The phrasing is repetitive but lively still, and ‘crawling yearning’ is a combination of words that knocks me out. Or how about this, from Amelia Gray’s ‘The Vanished’:
The couple was a boy and a girl couple, and they were eating love right out in the open. They swallowed great handfuls of love, sticky tangled masses of it, standing nose to nose with one another. They were gorging on the stuff. Love dripped from their hands and landed in spatters on their shoes. The boy wiped his hand in his hair and left a long slick. These gluttons of love spread it across each other’s mouths. They made wet noises as they consumed.
Such fully erect words – swallowed, sticky, tangled, gorging, spatters, slick, gluttons – and yet even with the sexual aggressive the piece still feels lovely and nice. A wonder. Or how about this from Julie Doxsee’s ‘Summary of a Moon Film’:
She is unaware of the little bits of fabric he would sew into her palms: in private she squelches her poise and it is awful to hear silence exist in such a perfect American accent.
I wanted to quote so much more of this one, like all of them, like all of the piece itself, but then again I want you to seek it out for yourself, to hold Doxsee’s carefully winding of language in your own head and hands, to feel how vivid her dissections are. And how about this, as a last instance, from M. T. Fallon’s ‘from An Introduction to the Work of Ivan Menchov by Igor Lenchov’:
I am going to kill Menchov, I said to myself, I am going to kill him, I thought, walking to the cake table. I am going to murder him, I thought, picking up the cake knife. What’s that you say, Menchov said, taking a bite of cake. I can’t hear you, Menchov said, you’re murmuring, he said. I am going to kill you, I thought, looking at Menchov. Open your mouth when you speak, Menchov said to me, what is wrong with you, he said, taking a sip of punch. I am going to kill, I thought, holding the cake knife. You are murmuring, Menchov said, I can’t hear you, said Menchov, eating his cake.
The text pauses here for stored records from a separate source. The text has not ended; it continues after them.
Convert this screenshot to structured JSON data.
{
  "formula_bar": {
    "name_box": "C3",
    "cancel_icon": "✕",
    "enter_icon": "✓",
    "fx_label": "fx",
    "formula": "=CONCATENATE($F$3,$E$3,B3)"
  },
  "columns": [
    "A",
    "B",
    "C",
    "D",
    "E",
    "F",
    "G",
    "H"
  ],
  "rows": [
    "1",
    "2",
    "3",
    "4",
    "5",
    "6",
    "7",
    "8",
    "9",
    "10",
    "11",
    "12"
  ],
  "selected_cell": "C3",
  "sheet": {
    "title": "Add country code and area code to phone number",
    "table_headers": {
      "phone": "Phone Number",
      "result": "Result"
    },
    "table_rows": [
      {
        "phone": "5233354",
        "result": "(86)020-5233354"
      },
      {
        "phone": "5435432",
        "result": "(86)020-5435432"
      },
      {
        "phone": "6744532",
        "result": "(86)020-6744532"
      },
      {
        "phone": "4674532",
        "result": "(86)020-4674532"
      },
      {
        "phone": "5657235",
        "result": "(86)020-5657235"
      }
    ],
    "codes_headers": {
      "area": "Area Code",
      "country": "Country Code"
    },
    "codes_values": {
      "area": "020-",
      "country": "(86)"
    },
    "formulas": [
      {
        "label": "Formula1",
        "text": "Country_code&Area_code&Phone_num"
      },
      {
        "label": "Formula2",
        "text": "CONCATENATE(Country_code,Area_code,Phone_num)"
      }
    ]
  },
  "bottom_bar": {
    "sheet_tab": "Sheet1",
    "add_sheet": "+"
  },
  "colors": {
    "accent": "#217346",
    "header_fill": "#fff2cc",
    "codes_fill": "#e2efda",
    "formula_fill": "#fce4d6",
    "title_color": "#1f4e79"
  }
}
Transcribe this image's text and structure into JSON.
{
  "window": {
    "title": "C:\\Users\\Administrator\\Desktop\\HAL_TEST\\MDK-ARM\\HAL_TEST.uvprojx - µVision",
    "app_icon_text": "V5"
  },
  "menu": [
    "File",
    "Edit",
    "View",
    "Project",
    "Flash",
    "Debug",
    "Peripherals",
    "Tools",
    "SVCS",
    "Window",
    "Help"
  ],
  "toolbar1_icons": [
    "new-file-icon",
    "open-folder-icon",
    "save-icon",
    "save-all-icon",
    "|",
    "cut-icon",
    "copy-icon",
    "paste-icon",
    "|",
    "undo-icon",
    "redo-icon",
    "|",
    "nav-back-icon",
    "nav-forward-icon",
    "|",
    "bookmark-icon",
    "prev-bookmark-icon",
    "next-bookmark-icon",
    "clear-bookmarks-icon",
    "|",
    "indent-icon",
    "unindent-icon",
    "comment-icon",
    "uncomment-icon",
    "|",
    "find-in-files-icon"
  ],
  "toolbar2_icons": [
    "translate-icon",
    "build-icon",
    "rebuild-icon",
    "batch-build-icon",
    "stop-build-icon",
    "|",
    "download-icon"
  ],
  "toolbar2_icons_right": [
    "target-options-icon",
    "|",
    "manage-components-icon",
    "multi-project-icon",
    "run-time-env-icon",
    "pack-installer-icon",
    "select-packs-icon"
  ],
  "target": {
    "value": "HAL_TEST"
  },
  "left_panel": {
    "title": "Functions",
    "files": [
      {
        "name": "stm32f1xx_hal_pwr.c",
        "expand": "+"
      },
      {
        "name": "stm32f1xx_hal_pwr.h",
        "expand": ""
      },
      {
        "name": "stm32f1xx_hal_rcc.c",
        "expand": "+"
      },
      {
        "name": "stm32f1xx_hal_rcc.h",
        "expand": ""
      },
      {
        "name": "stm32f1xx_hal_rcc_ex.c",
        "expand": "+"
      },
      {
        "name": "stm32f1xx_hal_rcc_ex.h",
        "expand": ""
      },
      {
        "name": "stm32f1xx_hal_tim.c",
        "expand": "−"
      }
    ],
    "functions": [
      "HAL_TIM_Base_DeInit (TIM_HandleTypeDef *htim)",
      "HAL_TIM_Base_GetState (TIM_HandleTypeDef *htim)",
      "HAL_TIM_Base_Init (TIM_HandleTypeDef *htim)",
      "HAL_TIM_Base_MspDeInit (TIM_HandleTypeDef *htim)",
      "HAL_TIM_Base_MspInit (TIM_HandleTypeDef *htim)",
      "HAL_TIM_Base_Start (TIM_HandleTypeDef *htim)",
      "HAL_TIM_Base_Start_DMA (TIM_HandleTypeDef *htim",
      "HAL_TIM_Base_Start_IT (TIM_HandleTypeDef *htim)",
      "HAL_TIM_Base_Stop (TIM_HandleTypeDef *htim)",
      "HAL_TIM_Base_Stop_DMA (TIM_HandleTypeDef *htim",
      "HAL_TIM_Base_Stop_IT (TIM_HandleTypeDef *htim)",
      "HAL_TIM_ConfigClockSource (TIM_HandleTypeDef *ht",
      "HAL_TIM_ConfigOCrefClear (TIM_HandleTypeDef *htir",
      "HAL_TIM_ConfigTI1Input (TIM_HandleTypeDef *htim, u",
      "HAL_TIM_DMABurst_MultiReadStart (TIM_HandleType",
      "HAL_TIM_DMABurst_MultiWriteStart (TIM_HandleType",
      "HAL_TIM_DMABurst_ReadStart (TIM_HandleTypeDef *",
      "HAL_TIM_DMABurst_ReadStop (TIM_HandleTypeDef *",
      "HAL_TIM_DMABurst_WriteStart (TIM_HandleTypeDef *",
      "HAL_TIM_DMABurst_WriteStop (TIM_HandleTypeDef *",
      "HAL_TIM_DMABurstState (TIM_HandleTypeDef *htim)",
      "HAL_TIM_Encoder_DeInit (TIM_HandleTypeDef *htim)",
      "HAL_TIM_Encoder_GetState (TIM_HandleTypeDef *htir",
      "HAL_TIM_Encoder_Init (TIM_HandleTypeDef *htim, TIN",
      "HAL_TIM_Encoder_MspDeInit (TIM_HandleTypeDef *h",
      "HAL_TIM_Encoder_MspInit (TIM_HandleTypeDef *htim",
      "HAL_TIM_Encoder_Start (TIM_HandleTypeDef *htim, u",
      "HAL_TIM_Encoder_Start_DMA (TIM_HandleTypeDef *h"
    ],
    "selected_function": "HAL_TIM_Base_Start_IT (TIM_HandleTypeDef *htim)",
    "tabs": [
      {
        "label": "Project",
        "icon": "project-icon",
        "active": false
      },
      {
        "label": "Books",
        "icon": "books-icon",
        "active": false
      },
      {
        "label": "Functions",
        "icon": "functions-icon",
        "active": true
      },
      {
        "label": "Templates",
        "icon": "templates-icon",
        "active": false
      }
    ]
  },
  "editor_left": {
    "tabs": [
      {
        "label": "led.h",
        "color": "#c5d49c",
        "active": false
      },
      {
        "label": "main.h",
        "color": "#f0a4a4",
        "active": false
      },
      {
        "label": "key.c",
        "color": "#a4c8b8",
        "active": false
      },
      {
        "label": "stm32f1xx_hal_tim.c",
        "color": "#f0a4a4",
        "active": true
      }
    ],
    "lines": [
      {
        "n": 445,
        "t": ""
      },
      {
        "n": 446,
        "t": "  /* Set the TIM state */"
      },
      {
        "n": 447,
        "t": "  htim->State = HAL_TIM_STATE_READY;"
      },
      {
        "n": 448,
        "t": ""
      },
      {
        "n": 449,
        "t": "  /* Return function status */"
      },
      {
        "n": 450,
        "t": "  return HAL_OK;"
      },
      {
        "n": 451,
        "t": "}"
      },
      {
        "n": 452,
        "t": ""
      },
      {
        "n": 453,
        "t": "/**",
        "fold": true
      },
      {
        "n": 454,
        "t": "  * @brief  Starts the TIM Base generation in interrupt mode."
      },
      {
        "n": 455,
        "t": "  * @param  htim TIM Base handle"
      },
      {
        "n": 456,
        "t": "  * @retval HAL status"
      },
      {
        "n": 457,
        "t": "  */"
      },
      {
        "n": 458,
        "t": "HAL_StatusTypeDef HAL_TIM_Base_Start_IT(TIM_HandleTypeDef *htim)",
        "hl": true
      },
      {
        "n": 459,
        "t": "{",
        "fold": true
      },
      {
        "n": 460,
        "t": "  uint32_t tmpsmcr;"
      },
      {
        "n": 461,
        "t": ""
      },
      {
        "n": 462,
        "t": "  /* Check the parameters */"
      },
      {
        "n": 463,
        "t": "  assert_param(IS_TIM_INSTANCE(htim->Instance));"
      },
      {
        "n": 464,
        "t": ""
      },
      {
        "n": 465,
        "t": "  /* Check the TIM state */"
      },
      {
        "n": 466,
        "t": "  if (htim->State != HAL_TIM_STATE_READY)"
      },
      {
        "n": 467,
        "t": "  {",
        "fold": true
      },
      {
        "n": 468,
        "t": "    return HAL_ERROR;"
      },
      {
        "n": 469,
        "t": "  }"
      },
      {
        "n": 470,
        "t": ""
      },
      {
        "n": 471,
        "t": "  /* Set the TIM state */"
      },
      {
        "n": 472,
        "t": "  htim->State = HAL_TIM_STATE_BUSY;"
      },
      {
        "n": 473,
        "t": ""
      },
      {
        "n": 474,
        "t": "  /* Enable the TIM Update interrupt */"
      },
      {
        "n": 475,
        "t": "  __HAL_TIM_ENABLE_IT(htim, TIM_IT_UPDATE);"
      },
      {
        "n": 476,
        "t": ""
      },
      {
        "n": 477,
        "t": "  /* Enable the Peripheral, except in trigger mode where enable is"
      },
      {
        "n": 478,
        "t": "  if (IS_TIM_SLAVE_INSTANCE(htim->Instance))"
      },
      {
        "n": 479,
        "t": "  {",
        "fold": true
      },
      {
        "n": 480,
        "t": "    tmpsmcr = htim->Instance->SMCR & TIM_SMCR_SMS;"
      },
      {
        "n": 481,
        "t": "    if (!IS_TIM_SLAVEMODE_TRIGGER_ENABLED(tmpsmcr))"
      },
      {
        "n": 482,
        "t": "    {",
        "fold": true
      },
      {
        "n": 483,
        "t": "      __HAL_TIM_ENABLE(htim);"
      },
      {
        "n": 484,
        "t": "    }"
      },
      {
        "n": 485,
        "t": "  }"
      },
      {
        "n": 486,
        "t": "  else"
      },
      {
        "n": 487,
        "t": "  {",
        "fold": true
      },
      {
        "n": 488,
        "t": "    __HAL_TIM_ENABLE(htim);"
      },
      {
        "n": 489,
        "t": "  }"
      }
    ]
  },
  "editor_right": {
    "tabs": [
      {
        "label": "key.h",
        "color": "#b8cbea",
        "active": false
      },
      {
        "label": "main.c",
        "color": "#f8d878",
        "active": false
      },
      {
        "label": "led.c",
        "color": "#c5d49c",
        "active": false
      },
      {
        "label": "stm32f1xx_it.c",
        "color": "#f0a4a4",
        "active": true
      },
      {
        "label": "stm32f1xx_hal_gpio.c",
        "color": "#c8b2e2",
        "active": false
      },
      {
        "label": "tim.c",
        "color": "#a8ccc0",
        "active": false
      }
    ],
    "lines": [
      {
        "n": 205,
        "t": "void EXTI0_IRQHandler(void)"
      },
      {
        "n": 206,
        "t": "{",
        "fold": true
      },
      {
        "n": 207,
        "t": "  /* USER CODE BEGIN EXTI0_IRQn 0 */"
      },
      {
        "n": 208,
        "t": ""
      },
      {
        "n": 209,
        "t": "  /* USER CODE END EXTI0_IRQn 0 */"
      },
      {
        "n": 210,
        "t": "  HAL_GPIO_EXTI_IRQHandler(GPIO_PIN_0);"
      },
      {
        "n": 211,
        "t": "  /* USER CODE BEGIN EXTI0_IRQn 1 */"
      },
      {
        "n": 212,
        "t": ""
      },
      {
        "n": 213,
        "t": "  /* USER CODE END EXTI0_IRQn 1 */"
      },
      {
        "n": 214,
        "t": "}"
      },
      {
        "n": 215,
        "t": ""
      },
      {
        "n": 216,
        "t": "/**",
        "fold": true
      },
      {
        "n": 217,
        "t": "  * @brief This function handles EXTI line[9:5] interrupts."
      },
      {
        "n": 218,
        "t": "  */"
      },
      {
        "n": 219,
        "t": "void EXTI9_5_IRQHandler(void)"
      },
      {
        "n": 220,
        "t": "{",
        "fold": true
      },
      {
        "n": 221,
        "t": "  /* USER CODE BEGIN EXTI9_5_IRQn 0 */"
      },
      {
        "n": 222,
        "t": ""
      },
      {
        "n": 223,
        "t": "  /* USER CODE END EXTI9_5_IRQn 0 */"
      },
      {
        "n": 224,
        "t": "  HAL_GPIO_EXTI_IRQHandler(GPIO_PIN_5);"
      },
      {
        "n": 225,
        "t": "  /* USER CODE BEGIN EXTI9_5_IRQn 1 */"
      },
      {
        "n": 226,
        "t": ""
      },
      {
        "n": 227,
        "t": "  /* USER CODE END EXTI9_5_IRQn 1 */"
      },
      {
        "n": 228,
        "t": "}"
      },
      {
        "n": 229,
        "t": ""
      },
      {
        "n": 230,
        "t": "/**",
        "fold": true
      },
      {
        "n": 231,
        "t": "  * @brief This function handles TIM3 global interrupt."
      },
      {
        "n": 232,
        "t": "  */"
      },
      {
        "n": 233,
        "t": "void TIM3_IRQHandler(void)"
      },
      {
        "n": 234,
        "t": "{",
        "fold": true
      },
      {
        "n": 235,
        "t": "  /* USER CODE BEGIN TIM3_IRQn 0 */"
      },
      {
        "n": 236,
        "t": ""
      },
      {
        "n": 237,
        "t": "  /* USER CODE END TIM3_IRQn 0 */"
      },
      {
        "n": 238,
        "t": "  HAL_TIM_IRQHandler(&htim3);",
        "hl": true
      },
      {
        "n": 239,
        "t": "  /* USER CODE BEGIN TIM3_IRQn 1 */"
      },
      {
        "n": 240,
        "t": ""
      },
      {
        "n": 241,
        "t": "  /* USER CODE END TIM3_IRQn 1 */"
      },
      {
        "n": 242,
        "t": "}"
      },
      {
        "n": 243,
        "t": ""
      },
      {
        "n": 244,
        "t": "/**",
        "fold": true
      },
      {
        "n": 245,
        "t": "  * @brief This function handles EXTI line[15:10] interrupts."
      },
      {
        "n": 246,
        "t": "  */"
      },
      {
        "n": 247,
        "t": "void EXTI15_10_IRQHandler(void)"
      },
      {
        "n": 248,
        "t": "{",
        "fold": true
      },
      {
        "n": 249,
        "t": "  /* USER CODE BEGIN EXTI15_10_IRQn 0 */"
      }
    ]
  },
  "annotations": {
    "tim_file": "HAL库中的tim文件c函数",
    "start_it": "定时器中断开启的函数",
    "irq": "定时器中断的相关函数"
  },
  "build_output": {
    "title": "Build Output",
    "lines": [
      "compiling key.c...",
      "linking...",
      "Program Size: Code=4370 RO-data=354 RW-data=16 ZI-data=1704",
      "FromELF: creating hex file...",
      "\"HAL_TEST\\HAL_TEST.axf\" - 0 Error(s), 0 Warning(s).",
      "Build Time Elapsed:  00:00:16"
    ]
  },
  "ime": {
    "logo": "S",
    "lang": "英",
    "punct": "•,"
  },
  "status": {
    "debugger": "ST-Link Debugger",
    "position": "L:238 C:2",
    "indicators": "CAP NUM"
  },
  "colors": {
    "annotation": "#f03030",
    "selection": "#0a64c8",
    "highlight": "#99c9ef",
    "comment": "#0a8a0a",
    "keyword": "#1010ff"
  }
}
I am going to kill Menchov, I thought. You’re murmuring, Menchov said, you’re a murmurer, said Menchov, murmurer!
Every excerpt I’ve ever seen from Fallon’s Menchov manuscript is stunning, rife with the best combinations of poetry and punch, and the extended portion in SLEEPINGFISH 8 is no exception, is in fact one of the best samples I’ve read. And I’m actually so in love with this manuscript that I’d like to make it public, right here, right now: M. T. Fallon, if you’d like to publish this Menchov book with Mud Luscious Press, we’ll contract it with you today, for real.
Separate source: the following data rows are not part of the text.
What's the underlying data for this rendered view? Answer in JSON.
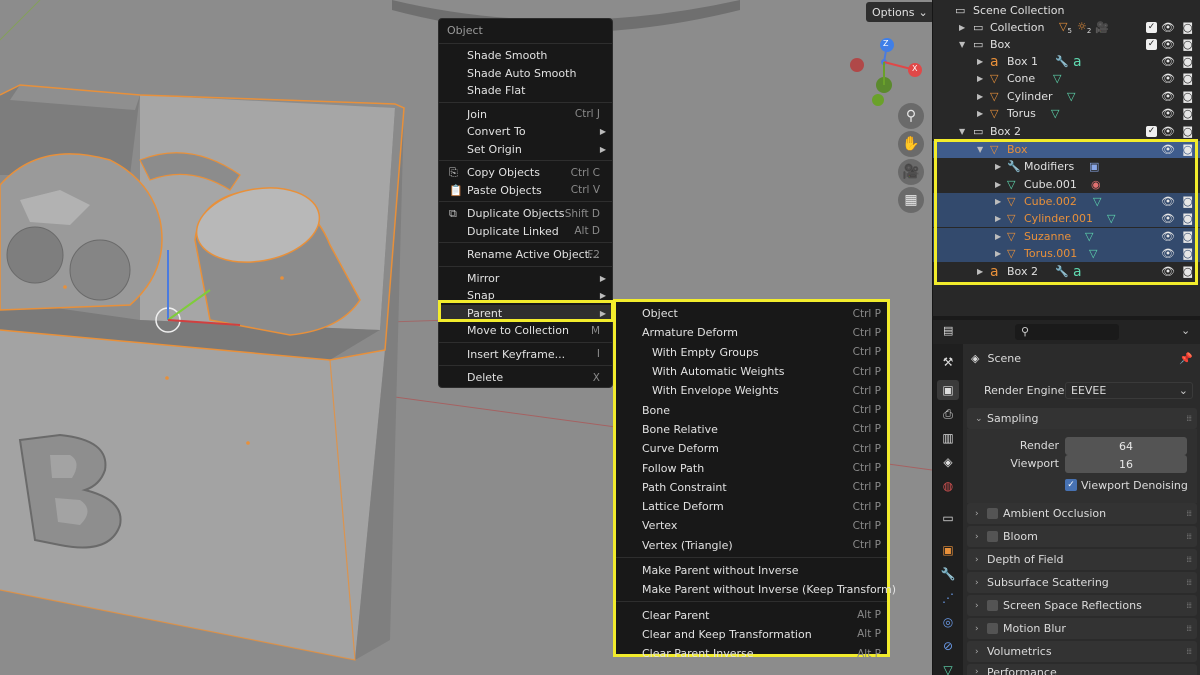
{
  "viewport": {
    "options_label": "Options",
    "gizmo_labels": {
      "z": "Z",
      "x": "X"
    }
  },
  "context_menu": {
    "title": "Object",
    "items": [
      {
        "label": "Shade Smooth",
        "shortcut": ""
      },
      {
        "label": "Shade Auto Smooth",
        "shortcut": ""
      },
      {
        "label": "Shade Flat",
        "shortcut": ""
      },
      {
        "label": "Join",
        "shortcut": "Ctrl J"
      },
      {
        "label": "Convert To",
        "shortcut": ""
      },
      {
        "label": "Set Origin",
        "shortcut": ""
      },
      {
        "label": "Copy Objects",
        "shortcut": "Ctrl C"
      },
      {
        "label": "Paste Objects",
        "shortcut": "Ctrl V"
      },
      {
        "label": "Duplicate Objects",
        "shortcut": "Shift D"
      },
      {
        "label": "Duplicate Linked",
        "shortcut": "Alt D"
      },
      {
        "label": "Rename Active Object...",
        "shortcut": "F2"
      },
      {
        "label": "Mirror",
        "shortcut": ""
      },
      {
        "label": "Snap",
        "shortcut": ""
      },
      {
        "label": "Parent",
        "shortcut": ""
      },
      {
        "label": "Move to Collection",
        "shortcut": "M"
      },
      {
        "label": "Insert Keyframe...",
        "shortcut": "I"
      },
      {
        "label": "Delete",
        "shortcut": "X"
      }
    ]
  },
  "parent_menu": {
    "items": [
      {
        "label": "Object",
        "shortcut": "Ctrl P"
      },
      {
        "label": "Armature Deform",
        "shortcut": "Ctrl P"
      },
      {
        "label": "With Empty Groups",
        "shortcut": "Ctrl P"
      },
      {
        "label": "With Automatic Weights",
        "shortcut": "Ctrl P"
      },
      {
        "label": "With Envelope Weights",
        "shortcut": "Ctrl P"
      },
      {
        "label": "Bone",
        "shortcut": "Ctrl P"
      },
      {
        "label": "Bone Relative",
        "shortcut": "Ctrl P"
      },
      {
        "label": "Curve Deform",
        "shortcut": "Ctrl P"
      },
      {
        "label": "Follow Path",
        "shortcut": "Ctrl P"
      },
      {
        "label": "Path Constraint",
        "shortcut": "Ctrl P"
      },
      {
        "label": "Lattice Deform",
        "shortcut": "Ctrl P"
      },
      {
        "label": "Vertex",
        "shortcut": "Ctrl P"
      },
      {
        "label": "Vertex (Triangle)",
        "shortcut": "Ctrl P"
      },
      {
        "label": "Make Parent without Inverse",
        "shortcut": ""
      },
      {
        "label": "Make Parent without Inverse (Keep Transform)",
        "shortcut": ""
      },
      {
        "label": "Clear Parent",
        "shortcut": "Alt P"
      },
      {
        "label": "Clear and Keep Transformation",
        "shortcut": "Alt P"
      },
      {
        "label": "Clear Parent Inverse",
        "shortcut": "Alt P"
      }
    ]
  },
  "outliner": {
    "rows": [
      {
        "label": "Scene Collection"
      },
      {
        "label": "Collection",
        "badge1": "5",
        "badge2": "2"
      },
      {
        "label": "Box"
      },
      {
        "label": "Box 1"
      },
      {
        "label": "Cone"
      },
      {
        "label": "Cylinder"
      },
      {
        "label": "Torus"
      },
      {
        "label": "Box 2"
      },
      {
        "label": "Box"
      },
      {
        "label": "Modifiers"
      },
      {
        "label": "Cube.001"
      },
      {
        "label": "Cube.002"
      },
      {
        "label": "Cylinder.001"
      },
      {
        "label": "Suzanne"
      },
      {
        "label": "Torus.001"
      },
      {
        "label": "Box 2"
      }
    ]
  },
  "properties": {
    "scene_label": "Scene",
    "render_engine_label": "Render Engine",
    "render_engine_value": "EEVEE",
    "sampling_label": "Sampling",
    "render_label": "Render",
    "render_value": "64",
    "viewport_label": "Viewport",
    "viewport_value": "16",
    "denoise_label": "Viewport Denoising",
    "panels": [
      "Ambient Occlusion",
      "Bloom",
      "Depth of Field",
      "Subsurface Scattering",
      "Screen Space Reflections",
      "Motion Blur",
      "Volumetrics",
      "Performance"
    ]
  },
  "colors": {
    "highlight": "#f2ec2c",
    "selection": "#334a6d",
    "object_orange": "#e8903a",
    "mesh_green": "#5fd9b0"
  }
}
This is the power of Calamari Press. Words so good that I wish I’d published them, that I wish I’d written them, words that I hope to publish if no one else has yet. And to end this full-press review with proper gusto, to put my money where my mouth is, I will buy a copy of SLEEPINGFISH 8 for the next person who buys a title from Calamari Press – just forward the receipt to me here and I’ll order you a copy of SLEEPINGFISH 8. And if you miss out on this, don’t fret, you can nab your own here – it is a righteous buy.
Well, that is that. I’ve now officially reviewed every Calamari title up to their 2012 releases, and it has been a blast. As I said at the beginning of this full-press review, reading every title that a press publishes gives you an unparalleled insight – so: pick a press, order up, and start your own wave of reviews.